True story: sometimes I eat a whole batch of kale chips for dinner.
It’s usually after I come home from coaching, and it’s late and I don’t feel like cooking. If we have a head of kale in the fridge, I know I can be on the couch with chips in hand in less than 20 minutes, and after coaching for four hours, that’s a win in my book.
Speaking of couches. We got this AMAZING outdoor sectional for our back porch, which I have deemed my new office. I sit on it with my laptop and work until by butt is sore from sitting or I get hungry and have to go find food. It’s the weirdest thing, though – every morning when I go outside there are little dirty dog paw prints all over the cushions.

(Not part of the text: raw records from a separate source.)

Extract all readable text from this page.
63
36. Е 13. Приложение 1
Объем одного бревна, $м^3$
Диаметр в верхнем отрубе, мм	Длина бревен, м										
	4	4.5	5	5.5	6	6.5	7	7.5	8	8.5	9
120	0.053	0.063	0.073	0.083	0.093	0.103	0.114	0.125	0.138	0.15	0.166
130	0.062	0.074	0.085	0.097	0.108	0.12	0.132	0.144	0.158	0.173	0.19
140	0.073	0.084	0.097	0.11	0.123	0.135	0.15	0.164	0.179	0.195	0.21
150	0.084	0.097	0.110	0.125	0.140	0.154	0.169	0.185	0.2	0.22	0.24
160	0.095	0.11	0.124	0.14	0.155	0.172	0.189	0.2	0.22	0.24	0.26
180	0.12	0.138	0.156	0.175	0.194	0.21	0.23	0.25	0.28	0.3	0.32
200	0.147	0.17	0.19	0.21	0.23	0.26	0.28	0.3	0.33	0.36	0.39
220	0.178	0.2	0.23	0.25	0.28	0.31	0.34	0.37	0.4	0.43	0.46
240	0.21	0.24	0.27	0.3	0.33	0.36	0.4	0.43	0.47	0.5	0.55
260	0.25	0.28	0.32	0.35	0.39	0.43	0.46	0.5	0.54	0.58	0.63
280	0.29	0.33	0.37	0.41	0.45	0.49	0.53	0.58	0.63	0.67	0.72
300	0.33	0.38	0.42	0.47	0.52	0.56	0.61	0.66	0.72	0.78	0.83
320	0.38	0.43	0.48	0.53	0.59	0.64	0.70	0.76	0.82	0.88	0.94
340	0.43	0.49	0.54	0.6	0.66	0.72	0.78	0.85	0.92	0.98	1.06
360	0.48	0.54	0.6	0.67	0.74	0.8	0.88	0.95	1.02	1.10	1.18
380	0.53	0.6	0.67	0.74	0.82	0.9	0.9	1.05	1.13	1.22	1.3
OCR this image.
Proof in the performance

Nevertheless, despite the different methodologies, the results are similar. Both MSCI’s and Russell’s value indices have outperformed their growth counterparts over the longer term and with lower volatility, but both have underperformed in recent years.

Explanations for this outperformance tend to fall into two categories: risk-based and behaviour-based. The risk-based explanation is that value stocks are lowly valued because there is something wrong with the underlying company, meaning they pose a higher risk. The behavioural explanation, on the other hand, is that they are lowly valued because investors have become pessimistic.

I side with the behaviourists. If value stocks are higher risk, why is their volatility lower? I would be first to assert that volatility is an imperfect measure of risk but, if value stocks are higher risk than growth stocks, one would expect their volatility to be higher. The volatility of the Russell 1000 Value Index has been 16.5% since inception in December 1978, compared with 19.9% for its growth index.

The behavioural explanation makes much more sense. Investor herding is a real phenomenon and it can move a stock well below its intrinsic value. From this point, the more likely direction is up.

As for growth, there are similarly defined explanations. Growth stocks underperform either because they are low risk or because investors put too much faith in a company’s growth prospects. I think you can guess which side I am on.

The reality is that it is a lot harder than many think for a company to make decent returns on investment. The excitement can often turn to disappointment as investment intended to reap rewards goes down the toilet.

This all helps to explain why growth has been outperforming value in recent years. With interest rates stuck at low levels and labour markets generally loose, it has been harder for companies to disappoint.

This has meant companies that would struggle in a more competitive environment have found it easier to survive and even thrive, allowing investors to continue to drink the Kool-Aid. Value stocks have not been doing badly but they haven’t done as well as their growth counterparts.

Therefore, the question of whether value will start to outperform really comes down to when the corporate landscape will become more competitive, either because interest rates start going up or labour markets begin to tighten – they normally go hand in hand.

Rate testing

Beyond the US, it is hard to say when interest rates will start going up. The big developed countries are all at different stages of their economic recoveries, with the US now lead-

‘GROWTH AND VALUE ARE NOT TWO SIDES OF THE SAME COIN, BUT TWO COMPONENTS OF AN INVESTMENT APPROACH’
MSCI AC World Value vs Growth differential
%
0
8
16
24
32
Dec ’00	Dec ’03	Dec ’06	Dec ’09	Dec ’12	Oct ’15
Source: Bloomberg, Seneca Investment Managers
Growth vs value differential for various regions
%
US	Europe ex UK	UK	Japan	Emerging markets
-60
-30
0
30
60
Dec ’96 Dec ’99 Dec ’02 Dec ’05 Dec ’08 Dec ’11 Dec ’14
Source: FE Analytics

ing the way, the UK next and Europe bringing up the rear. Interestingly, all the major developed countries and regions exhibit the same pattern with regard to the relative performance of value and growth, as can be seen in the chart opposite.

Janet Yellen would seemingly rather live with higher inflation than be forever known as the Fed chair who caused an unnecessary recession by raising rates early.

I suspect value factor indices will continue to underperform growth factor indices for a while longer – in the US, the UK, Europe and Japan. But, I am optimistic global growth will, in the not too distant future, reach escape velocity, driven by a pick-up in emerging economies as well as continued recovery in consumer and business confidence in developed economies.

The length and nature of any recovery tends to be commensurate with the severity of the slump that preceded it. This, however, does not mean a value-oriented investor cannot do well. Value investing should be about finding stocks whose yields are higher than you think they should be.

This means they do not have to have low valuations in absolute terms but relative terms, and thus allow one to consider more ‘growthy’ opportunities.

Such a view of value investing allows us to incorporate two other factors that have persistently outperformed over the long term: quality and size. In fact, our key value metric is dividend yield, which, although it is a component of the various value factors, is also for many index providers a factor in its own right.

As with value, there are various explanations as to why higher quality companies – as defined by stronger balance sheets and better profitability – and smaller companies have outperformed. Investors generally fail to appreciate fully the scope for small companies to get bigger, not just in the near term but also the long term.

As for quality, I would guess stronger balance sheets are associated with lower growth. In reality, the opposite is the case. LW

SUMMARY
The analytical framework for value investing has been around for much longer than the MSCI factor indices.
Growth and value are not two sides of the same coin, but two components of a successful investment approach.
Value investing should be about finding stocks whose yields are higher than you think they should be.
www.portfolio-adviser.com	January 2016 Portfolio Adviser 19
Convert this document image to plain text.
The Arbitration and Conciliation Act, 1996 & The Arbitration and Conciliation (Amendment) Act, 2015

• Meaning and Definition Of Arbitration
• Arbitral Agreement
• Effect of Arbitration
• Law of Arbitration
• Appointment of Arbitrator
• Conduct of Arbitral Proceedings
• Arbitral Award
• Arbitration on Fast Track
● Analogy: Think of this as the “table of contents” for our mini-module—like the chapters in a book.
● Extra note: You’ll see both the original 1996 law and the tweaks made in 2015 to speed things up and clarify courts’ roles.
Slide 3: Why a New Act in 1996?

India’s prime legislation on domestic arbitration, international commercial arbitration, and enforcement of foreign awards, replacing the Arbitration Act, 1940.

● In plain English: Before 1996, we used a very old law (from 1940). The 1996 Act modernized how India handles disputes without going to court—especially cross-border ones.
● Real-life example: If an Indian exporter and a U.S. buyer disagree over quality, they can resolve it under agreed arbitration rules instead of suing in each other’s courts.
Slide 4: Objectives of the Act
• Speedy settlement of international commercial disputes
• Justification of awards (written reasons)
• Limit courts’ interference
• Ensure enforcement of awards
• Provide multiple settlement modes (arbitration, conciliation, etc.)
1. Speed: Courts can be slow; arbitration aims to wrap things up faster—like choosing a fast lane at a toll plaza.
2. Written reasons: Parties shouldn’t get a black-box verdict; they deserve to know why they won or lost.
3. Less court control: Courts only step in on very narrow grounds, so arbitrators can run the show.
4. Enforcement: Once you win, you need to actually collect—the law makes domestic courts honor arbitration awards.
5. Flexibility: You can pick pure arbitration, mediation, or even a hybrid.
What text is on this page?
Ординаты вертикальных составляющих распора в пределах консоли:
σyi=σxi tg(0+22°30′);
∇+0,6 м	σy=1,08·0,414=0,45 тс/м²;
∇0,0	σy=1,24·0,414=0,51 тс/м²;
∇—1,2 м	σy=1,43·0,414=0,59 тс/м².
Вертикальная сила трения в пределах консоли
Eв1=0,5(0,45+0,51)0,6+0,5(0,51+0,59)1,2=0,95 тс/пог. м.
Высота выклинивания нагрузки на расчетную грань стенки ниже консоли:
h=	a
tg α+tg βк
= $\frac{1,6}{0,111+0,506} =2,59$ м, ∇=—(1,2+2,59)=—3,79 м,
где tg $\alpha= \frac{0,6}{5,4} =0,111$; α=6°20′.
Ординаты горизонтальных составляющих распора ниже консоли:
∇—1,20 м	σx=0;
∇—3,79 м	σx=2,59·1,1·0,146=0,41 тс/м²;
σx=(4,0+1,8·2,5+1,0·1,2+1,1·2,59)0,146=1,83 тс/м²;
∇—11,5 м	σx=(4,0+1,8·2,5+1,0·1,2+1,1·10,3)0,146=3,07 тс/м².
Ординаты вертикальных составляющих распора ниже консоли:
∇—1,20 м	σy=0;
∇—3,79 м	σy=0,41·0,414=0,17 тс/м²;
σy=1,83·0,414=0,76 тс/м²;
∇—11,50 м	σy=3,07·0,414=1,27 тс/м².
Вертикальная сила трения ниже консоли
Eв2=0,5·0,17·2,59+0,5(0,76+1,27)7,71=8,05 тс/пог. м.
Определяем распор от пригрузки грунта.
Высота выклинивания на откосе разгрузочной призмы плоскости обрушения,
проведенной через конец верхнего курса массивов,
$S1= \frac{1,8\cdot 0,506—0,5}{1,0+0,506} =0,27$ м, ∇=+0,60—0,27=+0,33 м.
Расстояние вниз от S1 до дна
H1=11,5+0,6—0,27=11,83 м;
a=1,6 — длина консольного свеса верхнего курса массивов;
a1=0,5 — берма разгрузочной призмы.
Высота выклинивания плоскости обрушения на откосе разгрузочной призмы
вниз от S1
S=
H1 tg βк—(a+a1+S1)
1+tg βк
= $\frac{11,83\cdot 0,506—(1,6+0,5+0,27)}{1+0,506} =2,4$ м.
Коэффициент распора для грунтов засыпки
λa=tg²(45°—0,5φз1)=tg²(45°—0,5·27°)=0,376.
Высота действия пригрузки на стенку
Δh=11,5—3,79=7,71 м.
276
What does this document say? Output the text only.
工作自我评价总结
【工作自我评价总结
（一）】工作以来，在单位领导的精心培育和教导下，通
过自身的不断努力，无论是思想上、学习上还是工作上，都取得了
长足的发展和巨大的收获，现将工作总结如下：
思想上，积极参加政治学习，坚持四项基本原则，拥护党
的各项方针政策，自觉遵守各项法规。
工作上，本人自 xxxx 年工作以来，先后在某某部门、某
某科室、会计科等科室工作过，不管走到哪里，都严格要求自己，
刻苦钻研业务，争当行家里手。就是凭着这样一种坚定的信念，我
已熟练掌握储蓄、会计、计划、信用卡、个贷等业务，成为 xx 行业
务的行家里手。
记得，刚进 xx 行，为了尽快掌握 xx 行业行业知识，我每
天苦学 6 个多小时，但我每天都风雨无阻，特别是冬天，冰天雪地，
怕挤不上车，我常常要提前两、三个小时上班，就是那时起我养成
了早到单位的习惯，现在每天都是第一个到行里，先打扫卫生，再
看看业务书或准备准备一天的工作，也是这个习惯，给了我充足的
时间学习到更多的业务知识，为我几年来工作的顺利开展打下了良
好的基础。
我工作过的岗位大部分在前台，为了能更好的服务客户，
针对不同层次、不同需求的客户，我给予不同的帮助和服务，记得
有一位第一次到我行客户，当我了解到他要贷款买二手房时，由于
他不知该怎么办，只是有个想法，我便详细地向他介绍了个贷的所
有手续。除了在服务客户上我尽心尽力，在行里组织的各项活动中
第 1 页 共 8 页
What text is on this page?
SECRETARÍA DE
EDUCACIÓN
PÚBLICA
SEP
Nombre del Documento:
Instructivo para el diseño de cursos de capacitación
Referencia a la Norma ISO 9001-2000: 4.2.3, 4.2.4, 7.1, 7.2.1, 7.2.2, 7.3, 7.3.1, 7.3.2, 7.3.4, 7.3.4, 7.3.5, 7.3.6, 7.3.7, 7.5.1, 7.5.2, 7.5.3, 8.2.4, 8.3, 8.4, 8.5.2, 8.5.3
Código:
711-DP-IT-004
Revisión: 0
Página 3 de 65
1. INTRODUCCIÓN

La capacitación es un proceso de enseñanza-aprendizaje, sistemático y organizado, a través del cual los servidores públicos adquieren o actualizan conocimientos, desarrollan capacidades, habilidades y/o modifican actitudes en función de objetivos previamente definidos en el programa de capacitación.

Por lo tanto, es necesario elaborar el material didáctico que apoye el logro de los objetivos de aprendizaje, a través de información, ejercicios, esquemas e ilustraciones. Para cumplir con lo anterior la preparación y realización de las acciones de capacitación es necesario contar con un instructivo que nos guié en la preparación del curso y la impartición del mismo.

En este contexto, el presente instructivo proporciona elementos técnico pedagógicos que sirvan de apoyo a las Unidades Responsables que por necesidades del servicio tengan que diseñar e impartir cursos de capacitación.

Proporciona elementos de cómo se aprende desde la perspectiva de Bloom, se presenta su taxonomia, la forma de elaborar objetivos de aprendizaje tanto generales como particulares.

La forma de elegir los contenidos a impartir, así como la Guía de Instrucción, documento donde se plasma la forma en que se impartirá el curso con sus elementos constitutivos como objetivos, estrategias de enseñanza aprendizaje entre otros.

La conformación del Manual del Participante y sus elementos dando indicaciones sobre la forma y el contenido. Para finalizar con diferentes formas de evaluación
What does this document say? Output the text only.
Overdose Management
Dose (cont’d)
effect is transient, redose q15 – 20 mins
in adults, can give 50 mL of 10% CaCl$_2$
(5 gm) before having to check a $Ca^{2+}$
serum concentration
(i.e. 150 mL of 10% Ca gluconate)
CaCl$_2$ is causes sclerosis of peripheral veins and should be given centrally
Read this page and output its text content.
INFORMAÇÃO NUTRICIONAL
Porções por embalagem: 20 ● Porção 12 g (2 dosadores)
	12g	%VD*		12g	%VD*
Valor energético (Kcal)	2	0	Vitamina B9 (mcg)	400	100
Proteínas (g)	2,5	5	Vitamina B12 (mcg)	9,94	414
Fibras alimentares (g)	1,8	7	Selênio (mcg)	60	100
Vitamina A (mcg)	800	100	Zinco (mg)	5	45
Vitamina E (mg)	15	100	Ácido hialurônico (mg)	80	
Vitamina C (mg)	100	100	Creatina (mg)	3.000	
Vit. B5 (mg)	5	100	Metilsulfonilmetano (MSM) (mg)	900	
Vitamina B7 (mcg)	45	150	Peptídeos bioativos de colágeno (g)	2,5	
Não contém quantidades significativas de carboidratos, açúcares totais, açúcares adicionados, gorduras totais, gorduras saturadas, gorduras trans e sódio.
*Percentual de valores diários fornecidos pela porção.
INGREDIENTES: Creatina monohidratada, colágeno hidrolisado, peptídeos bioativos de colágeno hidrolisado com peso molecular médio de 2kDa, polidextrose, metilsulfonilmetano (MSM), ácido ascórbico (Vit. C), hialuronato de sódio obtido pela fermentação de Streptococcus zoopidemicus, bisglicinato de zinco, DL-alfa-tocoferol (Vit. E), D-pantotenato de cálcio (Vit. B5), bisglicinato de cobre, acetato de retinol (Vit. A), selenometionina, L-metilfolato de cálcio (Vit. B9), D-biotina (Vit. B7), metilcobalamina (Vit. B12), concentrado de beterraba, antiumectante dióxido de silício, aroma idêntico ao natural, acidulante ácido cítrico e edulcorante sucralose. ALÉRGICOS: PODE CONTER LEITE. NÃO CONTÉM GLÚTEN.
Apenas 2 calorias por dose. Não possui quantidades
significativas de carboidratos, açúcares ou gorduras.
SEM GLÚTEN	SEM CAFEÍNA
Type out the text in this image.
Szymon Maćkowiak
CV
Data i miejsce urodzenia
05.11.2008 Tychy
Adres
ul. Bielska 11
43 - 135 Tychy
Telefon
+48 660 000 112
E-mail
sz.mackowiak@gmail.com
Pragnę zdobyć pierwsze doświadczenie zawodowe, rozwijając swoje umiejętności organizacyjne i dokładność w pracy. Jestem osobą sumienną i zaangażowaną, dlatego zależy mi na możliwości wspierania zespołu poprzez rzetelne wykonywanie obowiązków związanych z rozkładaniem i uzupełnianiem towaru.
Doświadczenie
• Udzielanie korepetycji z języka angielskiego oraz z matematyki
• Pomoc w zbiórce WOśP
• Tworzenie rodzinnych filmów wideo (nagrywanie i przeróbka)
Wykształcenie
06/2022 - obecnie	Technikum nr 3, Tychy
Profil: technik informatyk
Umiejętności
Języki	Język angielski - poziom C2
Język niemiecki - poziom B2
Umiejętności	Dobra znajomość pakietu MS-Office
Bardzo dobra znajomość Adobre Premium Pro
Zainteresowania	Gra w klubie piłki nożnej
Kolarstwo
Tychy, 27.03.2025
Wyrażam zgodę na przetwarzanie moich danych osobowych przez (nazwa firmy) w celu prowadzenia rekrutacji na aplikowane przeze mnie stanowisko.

It’s not actually weird, that was sarcasm – I know exactly who is on the couch, and it’s not my dog, its my parent’s dog Elliot. He’s super sweet, but apparently does not know he’s not supposed to be on the outdoor couch. (Or any couch, for that matter.) It might be a silly thing to be mad about, seeing as how its an “outdoor” sofa, but it’s nice, and it wasn’t cheap, and I want to keep it looking nice.
The problem is, I haven’t been able to actually catch him ON the couch. Whenever I see him outside, he’s just hanging out in the yard. I just come out to new paw prints every day. But not this morning. I looked out the back door and he was standing right at the couch, sniffing it, looking at it. So I just waited. I could tell he was going up. He even looked around before making his move, then jumped right up on it. I came out the back door at the same moment, shouting “No!” and clapping my hands, and man did I put some fear in that boy. He was off that couch and on the other side of the yard before I could even get both feet out the door. I don’t think I’ve cured him of it 100%, but another couple of run-ins like that and I bet he stays off our porch entirely.
Anyway, I’m supposed to be talking about kale chips, so let’s get back to that. Kale chips are one of the easiest things to make, and are so nutritious. I mean, look, you could never sit down and eat a whole head of raw kale. You’d be chewing for weeks. But once you put some oil on them (or in this case dressing) and bake them, they shrink down and become crispy, melt in your mouth bits of deliciousness.
Normally when I make kale chips, I just rub them with some avocado or coconut oil and sprinkle with salt. I wanted to figure out how to add some additional flavor without a lot of work. And then I remembered Tessamae’s dressings.
Tessamae’s makes a bunch of super clean and healthy dressings, and most are Whole30 compliant (make sure you read your labels!) I managed to pick up a bottle of this Zesty Ranch at my local Harris Teeter on sale for $2. Steal? I think so.
If you can’t find Tessamae’s in your grocery store, you can get it on Amazon as well. They have the top seller’s pack and the classic pack. The one I use most during Whole30 is the Lemon Garlic flavor. I even carried a bottle of it in my purse when traveling and whipped it out at the restaurant. While I was on Amazon the other day, though, I came across these Lemon Garlic individual packets, which are GENIUS. For around $0.60 per salad, you can have a packet of to-go dressing that you can take with you, without having to carry a whole bottle around. Way less conspicuous, and way less questions to answer from your server. I’ll definitely have some of those on hand for my next Whole30!
The head of kale I used for these kale chips was so pretty. A mix of greens and purples, darks and lights, and when it got in the sunlight the colors really came out. Then I simply tossed the torn pieces with enough of the Zesty Ranch Tessamae’s dressing to coat them and baked them on a baking sheet until they were crispy. I don’t even know if you can call this a ‘recipe’, but I am!
Once they’re baked, these kale chips are crispy, buttery, and melt in your mouth. They’re the perfect afternoon snack (or evening, in my case!)
- 1 head kale
- 1/4 cup Tessamae's Zesty Ranch
- dash salt
Preheat the oven to 350°.
Using your hands, tear the kale leaves away from the stems and discard the stems.
Tear the leaves into smaller bite-sized pieces.
In a bowl, toss the kale leaves with just enough dressing to coat. You may need more or less depending on how big your head of kale is!
Spread the kale in a thin layer on a baking sheet, sprinkle with salt, and bake in the preheated oven for 10 minutes.
Toss, then return to the oven for another 5 minutes or until the edges are brown and the leaves are crispy but not burned.